Last week, I finally bowed down to the power that is Firefox. So where have I been, you may ask? I have been hanging my Internet based washing on Opera (Linux) and Maxthon (Windows) for the last couple of years.
Let me explain why:
First at work, I (still) use Windows 2000 as my workstation. There’s a host of reasons for this, which I won’t go into – but the main one that keeps me using Maxthon is that our intranet uses integrated authentication, which means one less login for me each day. Maxthon is a front-end wrapper around the IE (or Gecko) engine giving me a tabbed interface, mouse gestures etc. The other and main advantage is it’s (mostly) low memory footprint compared to both Firefox and Opera.

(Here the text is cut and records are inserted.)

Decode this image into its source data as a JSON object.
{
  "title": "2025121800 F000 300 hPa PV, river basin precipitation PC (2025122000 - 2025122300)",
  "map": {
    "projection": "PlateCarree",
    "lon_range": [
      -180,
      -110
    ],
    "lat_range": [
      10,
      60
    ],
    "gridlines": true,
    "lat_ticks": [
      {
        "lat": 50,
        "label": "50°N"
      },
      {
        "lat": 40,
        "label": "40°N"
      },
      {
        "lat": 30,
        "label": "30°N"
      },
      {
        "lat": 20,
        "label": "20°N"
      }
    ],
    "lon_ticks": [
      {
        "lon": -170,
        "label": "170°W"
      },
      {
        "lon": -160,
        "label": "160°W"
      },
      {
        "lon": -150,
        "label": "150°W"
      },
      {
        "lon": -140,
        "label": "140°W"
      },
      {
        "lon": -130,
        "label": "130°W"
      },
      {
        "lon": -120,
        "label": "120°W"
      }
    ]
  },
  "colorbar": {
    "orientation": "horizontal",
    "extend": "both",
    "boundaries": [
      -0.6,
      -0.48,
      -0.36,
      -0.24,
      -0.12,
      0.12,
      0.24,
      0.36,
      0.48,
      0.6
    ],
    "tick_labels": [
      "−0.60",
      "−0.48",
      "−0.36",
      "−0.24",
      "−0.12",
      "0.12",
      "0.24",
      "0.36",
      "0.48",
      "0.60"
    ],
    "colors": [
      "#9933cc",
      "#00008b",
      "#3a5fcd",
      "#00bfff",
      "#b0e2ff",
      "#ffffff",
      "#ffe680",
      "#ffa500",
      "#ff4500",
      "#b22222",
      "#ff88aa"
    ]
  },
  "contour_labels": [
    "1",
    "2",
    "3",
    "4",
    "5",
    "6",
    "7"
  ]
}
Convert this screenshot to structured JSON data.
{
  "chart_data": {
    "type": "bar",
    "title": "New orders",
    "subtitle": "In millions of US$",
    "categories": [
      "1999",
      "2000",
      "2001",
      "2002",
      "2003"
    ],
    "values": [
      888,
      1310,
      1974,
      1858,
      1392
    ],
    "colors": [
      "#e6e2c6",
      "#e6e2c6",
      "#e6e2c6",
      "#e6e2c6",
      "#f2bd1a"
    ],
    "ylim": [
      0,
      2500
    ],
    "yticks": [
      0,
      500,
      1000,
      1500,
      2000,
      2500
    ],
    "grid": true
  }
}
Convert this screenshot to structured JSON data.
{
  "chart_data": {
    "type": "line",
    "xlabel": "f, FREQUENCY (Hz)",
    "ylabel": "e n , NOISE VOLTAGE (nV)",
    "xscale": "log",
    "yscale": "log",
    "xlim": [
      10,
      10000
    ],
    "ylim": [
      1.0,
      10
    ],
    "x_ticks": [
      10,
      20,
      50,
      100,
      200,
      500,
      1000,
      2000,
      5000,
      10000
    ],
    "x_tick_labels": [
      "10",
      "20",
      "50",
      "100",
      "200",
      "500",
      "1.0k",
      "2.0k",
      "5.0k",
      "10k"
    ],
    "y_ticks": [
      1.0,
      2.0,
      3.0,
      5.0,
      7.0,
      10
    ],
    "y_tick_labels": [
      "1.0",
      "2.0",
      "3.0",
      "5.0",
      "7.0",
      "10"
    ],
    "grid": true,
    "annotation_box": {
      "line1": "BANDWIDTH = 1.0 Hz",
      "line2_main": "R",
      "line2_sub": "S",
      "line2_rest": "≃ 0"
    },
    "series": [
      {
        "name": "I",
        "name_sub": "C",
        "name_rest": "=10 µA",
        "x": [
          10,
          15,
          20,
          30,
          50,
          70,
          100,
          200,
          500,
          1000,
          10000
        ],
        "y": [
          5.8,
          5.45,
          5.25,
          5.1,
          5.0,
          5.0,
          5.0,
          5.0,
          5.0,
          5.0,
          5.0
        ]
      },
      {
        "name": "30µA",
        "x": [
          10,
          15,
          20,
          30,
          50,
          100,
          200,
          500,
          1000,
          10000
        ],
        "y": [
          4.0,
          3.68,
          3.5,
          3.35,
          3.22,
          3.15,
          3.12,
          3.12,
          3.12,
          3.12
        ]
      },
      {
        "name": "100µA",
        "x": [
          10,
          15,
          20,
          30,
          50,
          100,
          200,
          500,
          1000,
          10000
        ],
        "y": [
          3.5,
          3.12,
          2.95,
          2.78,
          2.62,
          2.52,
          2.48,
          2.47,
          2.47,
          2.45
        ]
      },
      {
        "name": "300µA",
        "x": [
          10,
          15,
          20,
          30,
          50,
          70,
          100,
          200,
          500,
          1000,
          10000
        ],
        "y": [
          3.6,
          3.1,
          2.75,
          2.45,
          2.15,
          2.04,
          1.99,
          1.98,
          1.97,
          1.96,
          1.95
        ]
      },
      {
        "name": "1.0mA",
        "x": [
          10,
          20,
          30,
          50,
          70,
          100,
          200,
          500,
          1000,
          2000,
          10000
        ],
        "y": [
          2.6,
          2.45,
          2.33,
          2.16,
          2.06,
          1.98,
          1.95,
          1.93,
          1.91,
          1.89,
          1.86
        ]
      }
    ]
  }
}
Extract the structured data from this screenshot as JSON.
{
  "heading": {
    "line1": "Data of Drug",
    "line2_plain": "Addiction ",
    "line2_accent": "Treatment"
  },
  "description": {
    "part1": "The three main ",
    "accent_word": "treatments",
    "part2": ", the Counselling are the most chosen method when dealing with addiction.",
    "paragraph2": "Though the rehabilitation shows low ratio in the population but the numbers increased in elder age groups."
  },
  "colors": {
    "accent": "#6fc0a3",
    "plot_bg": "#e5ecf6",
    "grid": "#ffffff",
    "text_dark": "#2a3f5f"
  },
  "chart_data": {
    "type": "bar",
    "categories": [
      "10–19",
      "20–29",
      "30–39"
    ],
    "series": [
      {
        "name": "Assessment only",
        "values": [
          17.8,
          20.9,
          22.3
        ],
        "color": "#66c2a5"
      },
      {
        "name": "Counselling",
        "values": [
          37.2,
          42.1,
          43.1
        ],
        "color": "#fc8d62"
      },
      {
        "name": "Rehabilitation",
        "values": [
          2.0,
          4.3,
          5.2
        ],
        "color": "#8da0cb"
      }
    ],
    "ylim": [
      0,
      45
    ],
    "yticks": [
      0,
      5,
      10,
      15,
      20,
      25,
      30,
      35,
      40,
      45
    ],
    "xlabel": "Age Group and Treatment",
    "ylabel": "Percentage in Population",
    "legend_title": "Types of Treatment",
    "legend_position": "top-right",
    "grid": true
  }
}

On my Linux machines or Windows machines with memory, I chose Opera. It used to be fast, it used to have a low memory footprint and once you got used to it’s mail client, it was good.
What’s changed? Maxthon slows down exponentially after a day’s worth of use. Opera is chewing more memory than any other application I run and most of all, Firefox has XUL and add-ons, which are finally useful, with compatibility better than Opera and security better than IE.
I still have IE running under Wine on my Linux machines, Opera installed wherever I go but it looks like Firefox has finally taken the cake for me at the moment.
I am currently writing this blog from the Firefox “Performancing” plugin, to a WordPress blog that I uploaded from the Fireftp plugin, my wife is playing her music (not necessarily a good thing) from Firefox on Windows which is controlling Amarok Music Player on my PCLinuxOS machine.